Graphs and information published by The Jakarta Globe on 15 December 2020 document the soaring record numbers of new cases of COVID-19 and daily death counts occurring across Indonesia. Speaking on behalf of the government, Coordinating Minister for Maritime Affairs and Investment, Luhut Binsar Pandjaitan outlined the strong official response to the pandemic. That response includes limiting restaurant operations, curtailing the operating hours for shopping malls, and banning gatherings in the run-up to the Christmas and New Year Holidays.

Historical data conclusively demonstrates that across Indonesia, new infections and death have inevitably followed public holidays and public gatherings that have become “superspreader events.”

Minister Luhut said a curfew would be imposed from 18 December 2020 until 08 January in Jakarta, West Java, Central Java, East Java, and Bali, with Christmas and New Year gatherings banned. Justifying the move, Luhut referred to the spike in infections and fatalities following the late October nationwide holiday for the Prophet Muhammad’s birthday, saying: “The number of positive numbers and mortality rates has continued to increase after the holidays. Previously, it was trending down.”

The Jakarta Globe said Indonesia had experienced its worst day yet in the ongoing pandemic on 18 December when, on a single day, 6,689 new cases and 124 deaths were reported. Jakarta, West Java, Central Java, East Java, South Sulawesi, North Sumatra, Bali, and South Kalimantan were among the locales experiencing large spikes in fatalities and new cases.

Across the Nation, mall operators are being asked to close at 7:00 pm while restaurant and entertainment venues are directed to limit numbers that can be served.
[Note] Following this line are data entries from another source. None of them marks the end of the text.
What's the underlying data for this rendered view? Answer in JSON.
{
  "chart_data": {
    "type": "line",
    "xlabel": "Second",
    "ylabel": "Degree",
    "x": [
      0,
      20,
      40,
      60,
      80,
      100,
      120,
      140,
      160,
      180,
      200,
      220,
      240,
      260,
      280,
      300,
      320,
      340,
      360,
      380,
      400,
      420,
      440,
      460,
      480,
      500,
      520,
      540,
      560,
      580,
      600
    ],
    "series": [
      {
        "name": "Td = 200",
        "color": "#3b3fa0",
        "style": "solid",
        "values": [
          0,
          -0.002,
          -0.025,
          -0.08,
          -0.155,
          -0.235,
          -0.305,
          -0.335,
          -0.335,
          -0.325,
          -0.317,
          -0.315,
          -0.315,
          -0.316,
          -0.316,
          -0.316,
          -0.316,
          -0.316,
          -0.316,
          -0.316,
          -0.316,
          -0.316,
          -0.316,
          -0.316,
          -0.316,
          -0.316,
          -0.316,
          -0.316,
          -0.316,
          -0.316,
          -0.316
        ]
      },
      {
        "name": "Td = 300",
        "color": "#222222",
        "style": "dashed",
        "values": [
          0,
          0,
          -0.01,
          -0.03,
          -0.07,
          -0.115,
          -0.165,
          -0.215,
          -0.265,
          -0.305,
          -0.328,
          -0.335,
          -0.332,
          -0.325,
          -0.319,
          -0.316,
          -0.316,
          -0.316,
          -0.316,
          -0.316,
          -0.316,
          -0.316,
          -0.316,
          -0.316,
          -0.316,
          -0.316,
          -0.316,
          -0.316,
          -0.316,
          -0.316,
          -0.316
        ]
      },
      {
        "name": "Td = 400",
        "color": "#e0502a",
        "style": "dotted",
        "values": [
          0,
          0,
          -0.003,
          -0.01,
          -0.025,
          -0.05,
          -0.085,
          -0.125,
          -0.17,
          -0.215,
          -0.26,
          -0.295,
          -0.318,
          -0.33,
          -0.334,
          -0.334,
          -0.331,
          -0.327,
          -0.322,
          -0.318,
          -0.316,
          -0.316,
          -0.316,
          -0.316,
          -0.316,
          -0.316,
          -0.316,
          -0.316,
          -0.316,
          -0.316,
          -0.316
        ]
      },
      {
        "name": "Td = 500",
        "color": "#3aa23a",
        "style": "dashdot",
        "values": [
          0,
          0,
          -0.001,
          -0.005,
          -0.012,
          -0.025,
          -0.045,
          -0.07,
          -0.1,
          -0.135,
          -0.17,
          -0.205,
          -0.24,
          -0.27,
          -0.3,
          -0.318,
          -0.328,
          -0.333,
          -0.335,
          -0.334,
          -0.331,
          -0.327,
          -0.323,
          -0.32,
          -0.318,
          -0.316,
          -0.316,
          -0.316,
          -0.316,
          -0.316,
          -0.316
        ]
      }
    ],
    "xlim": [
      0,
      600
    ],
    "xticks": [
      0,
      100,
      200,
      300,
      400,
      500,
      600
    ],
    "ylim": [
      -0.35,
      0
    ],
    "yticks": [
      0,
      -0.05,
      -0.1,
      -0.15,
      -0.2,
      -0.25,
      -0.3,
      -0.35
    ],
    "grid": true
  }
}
Seasonal celebrations and religious celebrations are being told to modify, cancel, or change services to an online format.

Central Java, with 19,334 active cases on 18 December, is far and away the most affected area of the Nation, followed by Jakarta (12,702), West Java (11,553), and Papua (6,677). Bali has 941 active cases – a number it is feared will grow.  

Officials are also concerned that Bali will serve as a superspreader destination where holidaymakers will acquire the disease to return to their respective regions to spread the contagion.

Cases per 100,000 Population

On 18 December 2020, Indonesia was experiencing an average of 36 active cases per 100,000 population. The most infectious area in terms of cases per 100,000 population and well above the national average was Papua (194), followed by North Kalimantan (128), Jakarta (119), North Sulawesi (88). Meanwhile, Bali reports 21 cases per 100,000 – a number well below the national average (36).